The architecture is designed but not yet implemented, though a few scenarios show what it enables:

A morning briefing, assembled overnight. Cron-agent fires at 6am, spawns research agents for your calendar, news, overnight emails. Each writes to a shared briefing space. Synthesis agent compiles. When you open the chat at 8am, it’s waiting.

Or adaptive task decomposition. You ask for a competitive analysis. The coordinator spawns one research agent, reads the initial findings, realizes the landscape is broader than expected, spawns three more. The task graph grew dynamically based on what the first agent found. Next time, same request might need one researcher. The architecture doesn’t care.

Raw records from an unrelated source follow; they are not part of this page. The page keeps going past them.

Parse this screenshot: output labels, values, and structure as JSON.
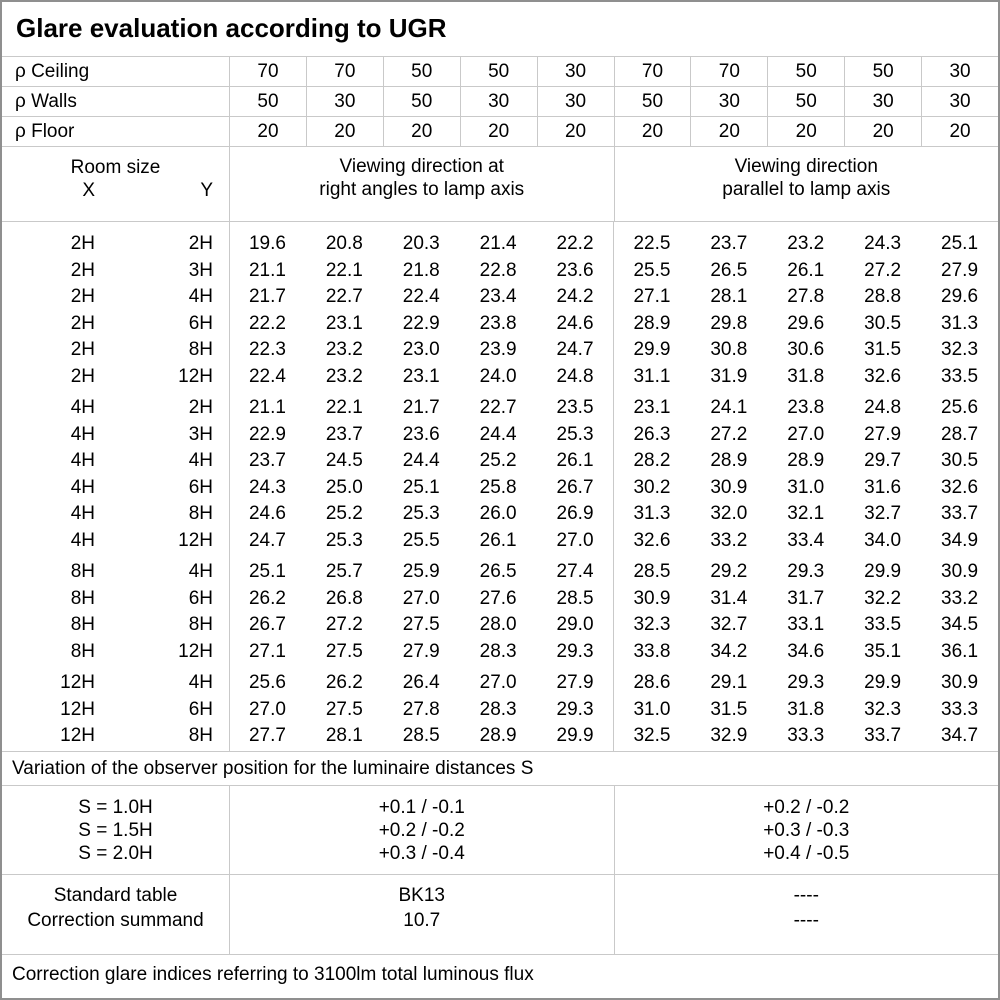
{
  "title": "Glare evaluation according to UGR",
  "reflectances": {
    "rows": [
      {
        "label": "ρ Ceiling",
        "values": [
          "70",
          "70",
          "50",
          "50",
          "30",
          "70",
          "70",
          "50",
          "50",
          "30"
        ]
      },
      {
        "label": "ρ Walls",
        "values": [
          "50",
          "30",
          "50",
          "30",
          "30",
          "50",
          "30",
          "50",
          "30",
          "30"
        ]
      },
      {
        "label": "ρ Floor",
        "values": [
          "20",
          "20",
          "20",
          "20",
          "20",
          "20",
          "20",
          "20",
          "20",
          "20"
        ]
      }
    ]
  },
  "room_size_header": {
    "title": "Room size",
    "x": "X",
    "y": "Y"
  },
  "viewing_headers": {
    "right_angles": {
      "line1": "Viewing direction at",
      "line2": "right angles to lamp axis"
    },
    "parallel": {
      "line1": "Viewing direction",
      "line2": "parallel to lamp axis"
    }
  },
  "ugr_blocks": [
    {
      "rows": [
        {
          "x": "2H",
          "y": "2H",
          "right_angles": [
            "19.6",
            "20.8",
            "20.3",
            "21.4",
            "22.2"
          ],
          "parallel": [
            "22.5",
            "23.7",
            "23.2",
            "24.3",
            "25.1"
          ]
        },
        {
          "x": "2H",
          "y": "3H",
          "right_angles": [
            "21.1",
            "22.1",
            "21.8",
            "22.8",
            "23.6"
          ],
          "parallel": [
            "25.5",
            "26.5",
            "26.1",
            "27.2",
            "27.9"
          ]
        },
        {
          "x": "2H",
          "y": "4H",
          "right_angles": [
            "21.7",
            "22.7",
            "22.4",
            "23.4",
            "24.2"
          ],
          "parallel": [
            "27.1",
            "28.1",
            "27.8",
            "28.8",
            "29.6"
          ]
        },
        {
          "x": "2H",
          "y": "6H",
          "right_angles": [
            "22.2",
            "23.1",
            "22.9",
            "23.8",
            "24.6"
          ],
          "parallel": [
            "28.9",
            "29.8",
            "29.6",
            "30.5",
            "31.3"
          ]
        },
        {
          "x": "2H",
          "y": "8H",
          "right_angles": [
            "22.3",
            "23.2",
            "23.0",
            "23.9",
            "24.7"
          ],
          "parallel": [
            "29.9",
            "30.8",
            "30.6",
            "31.5",
            "32.3"
          ]
        },
        {
          "x": "2H",
          "y": "12H",
          "right_angles": [
            "22.4",
            "23.2",
            "23.1",
            "24.0",
            "24.8"
          ],
          "parallel": [
            "31.1",
            "31.9",
            "31.8",
            "32.6",
            "33.5"
          ]
        }
      ]
    },
    {
      "rows": [
        {
          "x": "4H",
          "y": "2H",
          "right_angles": [
            "21.1",
            "22.1",
            "21.7",
            "22.7",
            "23.5"
          ],
          "parallel": [
            "23.1",
            "24.1",
            "23.8",
            "24.8",
            "25.6"
          ]
        },
        {
          "x": "4H",
          "y": "3H",
          "right_angles": [
            "22.9",
            "23.7",
            "23.6",
            "24.4",
            "25.3"
          ],
          "parallel": [
            "26.3",
            "27.2",
            "27.0",
            "27.9",
            "28.7"
          ]
        },
        {
          "x": "4H",
          "y": "4H",
          "right_angles": [
            "23.7",
            "24.5",
            "24.4",
            "25.2",
            "26.1"
          ],
          "parallel": [
            "28.2",
            "28.9",
            "28.9",
            "29.7",
            "30.5"
          ]
        },
        {
          "x": "4H",
          "y": "6H",
          "right_angles": [
            "24.3",
            "25.0",
            "25.1",
            "25.8",
            "26.7"
          ],
          "parallel": [
            "30.2",
            "30.9",
            "31.0",
            "31.6",
            "32.6"
          ]
        },
        {
          "x": "4H",
          "y": "8H",
          "right_angles": [
            "24.6",
            "25.2",
            "25.3",
            "26.0",
            "26.9"
          ],
          "parallel": [
            "31.3",
            "32.0",
            "32.1",
            "32.7",
            "33.7"
          ]
        },
        {
          "x": "4H",
          "y": "12H",
          "right_angles": [
            "24.7",
            "25.3",
            "25.5",
            "26.1",
            "27.0"
          ],
          "parallel": [
            "32.6",
            "33.2",
            "33.4",
            "34.0",
            "34.9"
          ]
        }
      ]
    },
    {
      "rows": [
        {
          "x": "8H",
          "y": "4H",
          "right_angles": [
            "25.1",
            "25.7",
            "25.9",
            "26.5",
            "27.4"
          ],
          "parallel": [
            "28.5",
            "29.2",
            "29.3",
            "29.9",
            "30.9"
          ]
        },
        {
          "x": "8H",
          "y": "6H",
          "right_angles": [
            "26.2",
            "26.8",
            "27.0",
            "27.6",
            "28.5"
          ],
          "parallel": [
            "30.9",
            "31.4",
            "31.7",
            "32.2",
            "33.2"
          ]
        },
        {
          "x": "8H",
          "y": "8H",
          "right_angles": [
            "26.7",
            "27.2",
            "27.5",
            "28.0",
            "29.0"
          ],
          "parallel": [
            "32.3",
            "32.7",
            "33.1",
            "33.5",
            "34.5"
          ]
        },
        {
          "x": "8H",
          "y": "12H",
          "right_angles": [
            "27.1",
            "27.5",
            "27.9",
            "28.3",
            "29.3"
          ],
          "parallel": [
            "33.8",
            "34.2",
            "34.6",
            "35.1",
            "36.1"
          ]
        }
      ]
    },
    {
      "rows": [
        {
          "x": "12H",
          "y": "4H",
          "right_angles": [
            "25.6",
            "26.2",
            "26.4",
            "27.0",
            "27.9"
          ],
          "parallel": [
            "28.6",
            "29.1",
            "29.3",
            "29.9",
            "30.9"
          ]
        },
        {
          "x": "12H",
          "y": "6H",
          "right_angles": [
            "27.0",
            "27.5",
            "27.8",
            "28.3",
            "29.3"
          ],
          "parallel": [
            "31.0",
            "31.5",
            "31.8",
            "32.3",
            "33.3"
          ]
        },
        {
          "x": "12H",
          "y": "8H",
          "right_angles": [
            "27.7",
            "28.1",
            "28.5",
            "28.9",
            "29.9"
          ],
          "parallel": [
            "32.5",
            "32.9",
            "33.3",
            "33.7",
            "34.7"
          ]
        }
      ]
    }
  ],
  "variation_note": "Variation of the observer position for the luminaire distances S",
  "spacing_correction": {
    "rows": [
      {
        "label": "S = 1.0H",
        "right_angles": "+0.1 / -0.1",
        "parallel": "+0.2 / -0.2"
      },
      {
        "label": "S = 1.5H",
        "right_angles": "+0.2 / -0.2",
        "parallel": "+0.3 / -0.3"
      },
      {
        "label": "S = 2.0H",
        "right_angles": "+0.3 / -0.4",
        "parallel": "+0.4 / -0.5"
      }
    ]
  },
  "summary": {
    "rows": [
      {
        "label": "Standard table",
        "right_angles": "BK13",
        "parallel": "----"
      },
      {
        "label": "Correction summand",
        "right_angles": "10.7",
        "parallel": "----"
      }
    ]
  },
  "footer_note": "Correction glare indices referring to 3100lm total luminous flux",
  "colors": {
    "grid": "#c9c9c9",
    "outer": "#8f8f8f",
    "text": "#000000",
    "background": "#ffffff"
  }
}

Correctness is almost trivial here. The interesting part starts when you let agents loose on it.

References

Sutton, R. (2019). The Bitter Lesson.
Wang, X. et al. (2024). Executable Code Actions Elicit Better LLM Agents. ICML 2024.
Zhang, T. et al. (2025). Recursive Language Models. MIT.
Prime Intellect. (2026). The Paradigm of 2026.
Hugging Face. (2025). Introducing smolagents.
Erman, L.D. et al. (1980). The Hearsay-II Speech-Understanding System: Integrating Knowledge to Resolve Uncertainty. ACM Computing Surveys, 12(2).